Chaos im Diskurs von Hannah Mey
2021 versetzte Mithu Sanyals Roman Identitti die Literaturwelt in Aufruhr: Als „atemlose Lektüre“, die „den deutschen Identitätsdiskurs ins Chaos“ und die Debatte „in den Schleudergang“ stürzt, wurde der Bestseller, in dem die Autorin mit reichlich Witz und hohem Tempo durch Identitätsdebatten prescht, beschrieben. Die Katastrophe steht gleich am Anfang: Professorin Saraswati, die sich selbst als Inderin ausgegeben hatte, ist in Wirklichkeit weiß – aufgewachsen in einer westdeutschen Familie mit zwei weißen Elternteilen. Des Identitätsbetrugs angeklagt, fragt Saraswati provokant: Warum sollte man nicht selbst über die eigene Identität entscheiden dürfen?

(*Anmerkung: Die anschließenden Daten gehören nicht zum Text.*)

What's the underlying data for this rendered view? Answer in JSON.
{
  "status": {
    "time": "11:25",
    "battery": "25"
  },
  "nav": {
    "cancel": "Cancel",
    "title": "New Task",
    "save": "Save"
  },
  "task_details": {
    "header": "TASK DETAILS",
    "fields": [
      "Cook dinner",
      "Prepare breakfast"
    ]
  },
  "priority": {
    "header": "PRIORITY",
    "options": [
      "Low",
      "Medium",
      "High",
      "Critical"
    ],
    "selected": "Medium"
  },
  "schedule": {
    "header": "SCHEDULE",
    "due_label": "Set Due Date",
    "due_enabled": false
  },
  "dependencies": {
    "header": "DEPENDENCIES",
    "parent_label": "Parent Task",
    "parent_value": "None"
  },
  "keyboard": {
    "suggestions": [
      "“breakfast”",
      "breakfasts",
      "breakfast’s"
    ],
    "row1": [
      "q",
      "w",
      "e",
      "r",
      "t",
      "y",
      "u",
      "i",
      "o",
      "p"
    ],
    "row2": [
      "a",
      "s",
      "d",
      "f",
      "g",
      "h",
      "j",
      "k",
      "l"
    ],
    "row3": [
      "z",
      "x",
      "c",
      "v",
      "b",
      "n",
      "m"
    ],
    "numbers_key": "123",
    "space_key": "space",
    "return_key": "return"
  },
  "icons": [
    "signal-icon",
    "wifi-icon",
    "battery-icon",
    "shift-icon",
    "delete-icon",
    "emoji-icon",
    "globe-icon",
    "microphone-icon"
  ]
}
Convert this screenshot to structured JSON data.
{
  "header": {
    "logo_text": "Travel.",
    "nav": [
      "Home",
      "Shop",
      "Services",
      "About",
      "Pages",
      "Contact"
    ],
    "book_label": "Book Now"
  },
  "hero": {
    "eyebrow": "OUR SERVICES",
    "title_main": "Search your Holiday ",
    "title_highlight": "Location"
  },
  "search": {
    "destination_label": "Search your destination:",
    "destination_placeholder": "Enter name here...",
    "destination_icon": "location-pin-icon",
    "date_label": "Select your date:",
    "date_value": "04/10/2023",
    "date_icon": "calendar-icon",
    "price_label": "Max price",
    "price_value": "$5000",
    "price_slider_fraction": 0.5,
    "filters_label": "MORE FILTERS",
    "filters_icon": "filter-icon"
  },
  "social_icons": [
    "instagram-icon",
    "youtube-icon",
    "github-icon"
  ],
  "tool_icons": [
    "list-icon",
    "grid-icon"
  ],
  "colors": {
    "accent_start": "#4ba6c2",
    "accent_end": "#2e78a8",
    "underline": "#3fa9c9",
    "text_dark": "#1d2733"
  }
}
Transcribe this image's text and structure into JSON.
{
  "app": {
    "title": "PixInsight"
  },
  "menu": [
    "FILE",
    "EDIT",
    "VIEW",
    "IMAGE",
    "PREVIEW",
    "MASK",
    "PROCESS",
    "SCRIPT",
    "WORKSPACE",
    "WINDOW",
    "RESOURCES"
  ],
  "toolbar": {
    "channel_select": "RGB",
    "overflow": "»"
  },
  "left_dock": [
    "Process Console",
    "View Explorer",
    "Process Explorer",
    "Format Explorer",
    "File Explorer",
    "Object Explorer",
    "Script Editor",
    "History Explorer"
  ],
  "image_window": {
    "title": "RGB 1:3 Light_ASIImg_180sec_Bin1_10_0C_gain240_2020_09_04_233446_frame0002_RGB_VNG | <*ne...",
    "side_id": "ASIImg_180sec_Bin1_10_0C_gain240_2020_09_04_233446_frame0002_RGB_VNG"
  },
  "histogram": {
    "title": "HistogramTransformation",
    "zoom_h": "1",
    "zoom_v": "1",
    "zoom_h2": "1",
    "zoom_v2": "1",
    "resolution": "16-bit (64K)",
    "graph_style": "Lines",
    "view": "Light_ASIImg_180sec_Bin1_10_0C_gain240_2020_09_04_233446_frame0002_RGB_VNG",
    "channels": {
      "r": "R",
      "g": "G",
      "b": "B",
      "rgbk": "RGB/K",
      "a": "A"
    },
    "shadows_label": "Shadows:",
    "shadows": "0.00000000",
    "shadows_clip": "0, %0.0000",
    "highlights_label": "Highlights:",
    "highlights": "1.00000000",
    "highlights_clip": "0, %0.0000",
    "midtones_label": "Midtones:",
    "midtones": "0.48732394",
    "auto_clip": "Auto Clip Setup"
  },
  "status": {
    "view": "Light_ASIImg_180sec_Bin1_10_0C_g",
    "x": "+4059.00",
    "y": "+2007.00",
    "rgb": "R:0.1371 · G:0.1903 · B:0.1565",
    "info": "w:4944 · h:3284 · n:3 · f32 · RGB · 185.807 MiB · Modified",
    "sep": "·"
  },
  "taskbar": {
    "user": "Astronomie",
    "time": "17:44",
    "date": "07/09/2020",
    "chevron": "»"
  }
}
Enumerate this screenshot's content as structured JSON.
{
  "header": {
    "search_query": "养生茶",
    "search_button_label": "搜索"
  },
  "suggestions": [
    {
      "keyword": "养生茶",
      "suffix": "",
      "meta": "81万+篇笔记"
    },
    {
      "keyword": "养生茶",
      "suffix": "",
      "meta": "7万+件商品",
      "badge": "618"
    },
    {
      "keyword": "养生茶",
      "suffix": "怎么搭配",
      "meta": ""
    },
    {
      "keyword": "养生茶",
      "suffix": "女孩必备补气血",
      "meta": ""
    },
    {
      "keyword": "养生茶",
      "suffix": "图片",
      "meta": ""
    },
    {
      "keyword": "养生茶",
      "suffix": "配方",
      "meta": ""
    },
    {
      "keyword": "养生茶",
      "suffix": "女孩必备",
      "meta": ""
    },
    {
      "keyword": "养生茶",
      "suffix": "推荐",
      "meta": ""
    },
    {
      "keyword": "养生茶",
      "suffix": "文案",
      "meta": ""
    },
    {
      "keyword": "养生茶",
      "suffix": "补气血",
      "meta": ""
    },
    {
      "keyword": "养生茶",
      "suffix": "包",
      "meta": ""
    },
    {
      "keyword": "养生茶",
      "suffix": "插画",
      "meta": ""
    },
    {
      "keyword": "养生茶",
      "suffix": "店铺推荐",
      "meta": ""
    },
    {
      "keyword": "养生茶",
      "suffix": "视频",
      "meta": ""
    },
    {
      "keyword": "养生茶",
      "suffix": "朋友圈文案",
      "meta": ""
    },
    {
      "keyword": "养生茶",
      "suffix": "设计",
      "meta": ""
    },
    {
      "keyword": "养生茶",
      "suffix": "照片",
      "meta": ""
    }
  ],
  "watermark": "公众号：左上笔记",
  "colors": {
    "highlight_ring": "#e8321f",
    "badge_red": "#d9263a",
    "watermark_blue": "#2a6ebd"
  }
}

Lange bevor die moderne Genetik das Gegenteil zeigen konnte, verbreitete sich im 18. Jahrhundert die Auffassung, Menschen gehörten einer bestimmten „Rasse“ an. Der Philosoph Kwame Anthony Appiah erklärt heute, dass mit der Entstehung der Biologie Gelehrte begannen, Menschen wie Pflanzen und Tiere in Gattungen einzusortieren, hierbei jedoch noch nicht zwischen biologischen und nicht-biologischen Aspekten unterscheiden konnten. Die Kategorien wurden in Anlehnung an das äußerliche Erscheinungsbild und die Herkunft eines Menschen aufgestellt und schließlich im Zuge des Kolonialismus als Rechtfertigung genutzt, Menschen zu versklaven. Die „weiße Rasse“ wurde erfunden und als überlegen erklärt, während den von ihr unterdrückten Menschen bestimmte Eigenschaften zugesprochen wurden, um Ausbeutung und Versklavung zu legitimieren.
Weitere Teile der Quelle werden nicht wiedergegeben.